Алессандро и Дженет вышли из музея и тогда смогли определить, что пушки стреляют на востоке. Остановили карету и попросили извозчика отвезти их туда.
Примерно час ехали по тихим узким улочкам, пересекли железнодорожные пути, потом продолжили путь среди лесов и полей, пока не выехали к огромному плацу.
Кольца колючей проволоки перегородили проселочную дорогу, отделяя территорию военного лагеря. Орудия, штабеля зарядных ящиков и грузовики расположились на когда-то зеленых полях, а на низком холме выстроился длинный ряд орудий числом не меньше сотни. Стреляли они по очереди, передавая эстафету друг другу вдоль по ряду.
– Ка-бум! – говорило первое, после того как, содрогнувшись, подавало назад, выплевывало облако огня и дыма, а двумя секундами позже ему вторило следующее: «Ка-бум!»
Но извозчика и двух пассажиров завораживала не удивительная точность паузы между выстрелами, а сам звук. Алессандро подумал, что никогда не привыкнет к нему, сколько бы раз ни услышал. Он ошибался.

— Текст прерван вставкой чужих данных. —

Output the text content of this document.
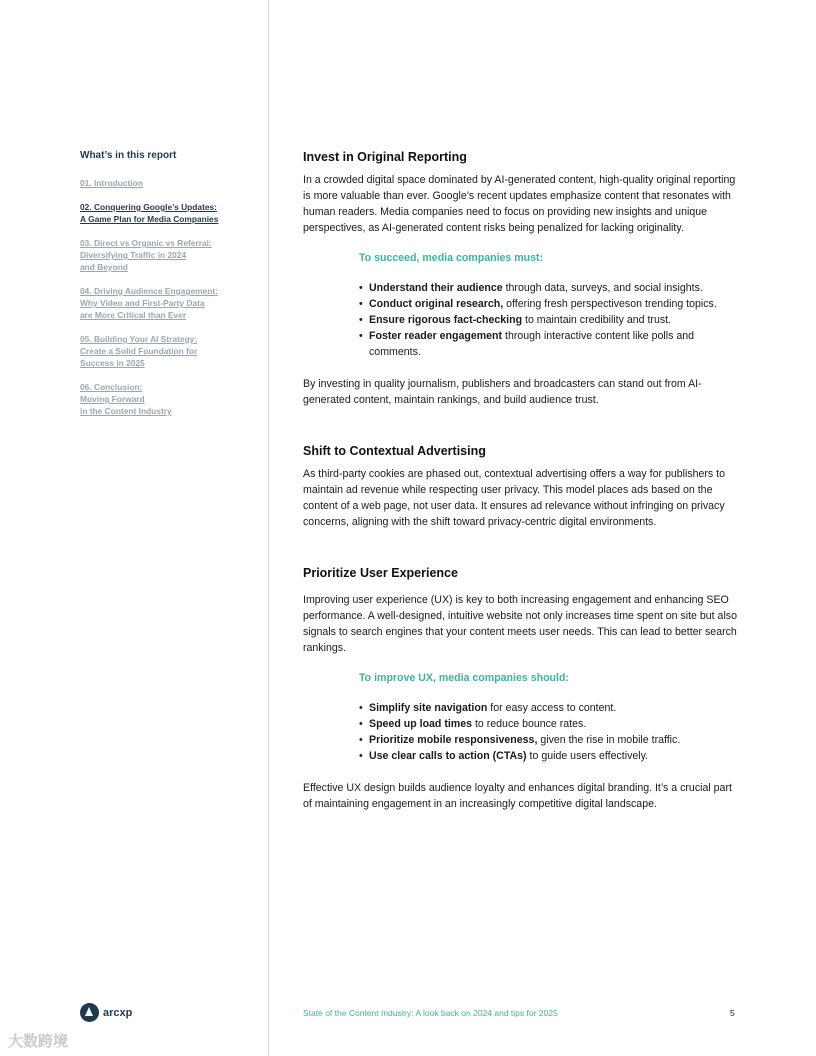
What’s in this report
01. Introduction
02. Conquering Google’s Updates:
A Game Plan for Media Companies
03. Direct vs Organic vs Referral:
Diversifying Traffic in 2024
and Beyond
04. Driving Audience Engagement:
Why Video and First-Party Data
are More Critical than Ever
05. Building Your AI Strategy:
Create a Solid Foundation for
Success in 2025
06. Conclusion:
Moving Forward
in the Content Industry
Invest in Original Reporting

In a crowded digital space dominated by AI-generated content, high-quality original reporting is more valuable than ever. Google’s recent updates emphasize content that resonates with human readers. Media companies need to focus on providing new insights and unique perspectives, as AI-generated content risks being penalized for lacking originality.

To succeed, media companies must:
• Understand their audience through data, surveys, and social insights.
• Conduct original research, offering fresh perspectiveson trending topics.
• Ensure rigorous fact-checking to maintain credibility and trust.
• Foster reader engagement through interactive content like polls and comments.

By investing in quality journalism, publishers and broadcasters can stand out from AI-generated content, maintain rankings, and build audience trust.

Shift to Contextual Advertising

As third-party cookies are phased out, contextual advertising offers a way for publishers to maintain ad revenue while respecting user privacy. This model places ads based on the content of a web page, not user data. It ensures ad relevance without infringing on privacy concerns, aligning with the shift toward privacy-centric digital environments.

Prioritize User Experience

Improving user experience (UX) is key to both increasing engagement and enhancing SEO performance. A well-designed, intuitive website not only increases time spent on site but also signals to search engines that your content meets user needs. This can lead to better search rankings.

To improve UX, media companies should:
• Simplify site navigation for easy access to content.
• Speed up load times to reduce bounce rates.
• Prioritize mobile responsiveness, given the rise in mobile traffic.
• Use clear calls to action (CTAs) to guide users effectively.

Effective UX design builds audience loyalty and enhances digital branding. It’s a crucial part of maintaining engagement in an increasingly competitive digital landscape.

arcxp	State of the Content Industry: A look back on 2024 and tips for 2025	5
大数跨境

Подписью каждого выстрела служил мощный грохот, который одиноко звучал десятую долю секунды, после чего к нему присоединялся металлический стук, словно за сценой били по стальному листу, имитируя гром. «Ка-бум! Ка-бм! Ка-бум! Металлический звук не совпадал с начальным грохотом, начинался на долю секунды позже и на долю секунды позже заканчивался, а потом на Алессандро обрушивались беззвучные волны. Следовавшие за каждым выстрелом беззвучные волны сотрясали все его тело, главным образом грудь и горло, но также конечности, лоб и через челюсти и щеки внутреннюю полость рта. Природный гром не отличался такой силой и резкостью, и хотя Алессандро вырос в Риме, где грозы бывают чаще, чем в любой столице мира, он никогда не слышал, чтобы раскаты гремели столь одинаково и долго, потому что даже грому требуется отдых.
Лошадь нервничала. Чуть впереди, на поле, змея из ста сегментов гремела и гремела, и от каждого разрыва карета слегка дергалась и скрипела.
– Меня от этого уже трясет, – объявила Дженет, дрожа не только от переживаний, но и колебаний воздуха, который заставлял вибрировать ее губы, грудь, мышцы ног и рук.
Звуки разрывов скатывались вниз по склону и разносились по полям. Маленькие фигурки в сером без промедления бросались к орудиям и перезаряжали их. Влюбленность Алессандро в Дженет перебивала мощь орудий, способных заглушить гром. «Ка-бум! Ка-бум! Ка-бум!» Именно этот звук на Западном фронте начал заглушать музыку мира. И Алессандро не сомневался, понимая почему, что для некоторых музыки мира уже не существовало. Но только не для него. Холодок пробежал по спине, и он задрожал, не от потрясения, а от того, что по-прежнему слышал сонаты, симфонии и песни. С ними грохот орудий справиться не мог.